Racism, Antiracism, and You
Nov 17, 2020kwylie04 rated this title 5 out of 5 stars
"This is not a history book. I repeat, this is not a history book. At least not like the ones you're used to reading in school." These lines, the first in the very first chapter of this book, really struck me when I read them, and they stayed with me as I continued reading. Because Jason Reynolds is right. This is not like the history books I read in school (or since). That made it no less compelling and thought-provoking. As a kid growing up in a Midwestern state, I can recall being taught about the typical benchmarks of the United States' racial history - the Antebellum Period (which, as I remember it was basically EVERYTHING from before the Civil War - can't remember it being broken down any further than that), the Civil War (including the Emancipation Proclamation), Reconstruction, Jim Crow, and the Civil Rights movement of the 1960s.

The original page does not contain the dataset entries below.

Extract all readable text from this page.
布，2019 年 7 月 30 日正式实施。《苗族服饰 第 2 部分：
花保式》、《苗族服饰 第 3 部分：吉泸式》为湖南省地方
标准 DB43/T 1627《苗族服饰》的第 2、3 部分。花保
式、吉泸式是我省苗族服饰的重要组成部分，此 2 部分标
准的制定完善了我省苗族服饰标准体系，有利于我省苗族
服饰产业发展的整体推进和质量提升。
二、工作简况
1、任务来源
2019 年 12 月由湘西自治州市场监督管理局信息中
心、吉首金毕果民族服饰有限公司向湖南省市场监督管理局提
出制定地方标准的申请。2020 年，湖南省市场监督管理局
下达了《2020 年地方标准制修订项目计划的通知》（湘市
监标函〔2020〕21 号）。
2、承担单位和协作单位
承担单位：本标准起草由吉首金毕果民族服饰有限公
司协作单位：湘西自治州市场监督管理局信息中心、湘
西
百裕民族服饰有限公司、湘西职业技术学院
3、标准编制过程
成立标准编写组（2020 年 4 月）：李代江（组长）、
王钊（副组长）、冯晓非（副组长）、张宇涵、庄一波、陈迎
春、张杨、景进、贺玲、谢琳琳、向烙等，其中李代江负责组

But as I remember it, that's where the lesson seemed to stop, and it seemed to me that the overall message there was that the problems of racism stopped there. It felt like the teacher was saying, "Look at how foolish our ancestors were, to look down on and persecute people based on the color of their skin, but no worries because Dr. King took care of things and it's not like that now." That, as I remember it, was the lesson taught to a white girl growing up and going to school in the 1990s. The lessons that girl learned afterward though, in the school that is Real Life, have long showed it for the lie that it was. And after reading this book, this adaptation of Dr. Kendi's 'Stamped from the Beginning: The Definitive History of Racist Ideas in America', I can say without reservation that this book needs to be in classrooms right now. Here we have the history of racism, from its beginnings via a bunch of people we'd never heard of before, through many people that we are (at the very least) somewhat familiar with, and to events that have occurred within, if not the lifetime of current students, then in the lifetime of their parents or slightly older family members. Here is the history, in a 'not a history book', written specifically to draw the interest of young people (and thus the polar opposite of so many of the history books that have apparently so turned young people off of the subject entirely). I've read this once, and I feel like I need to read it again, just to take it all in fully. Definitely one of those books that I'm going to be drawn back to again and again, and taking away something new each time.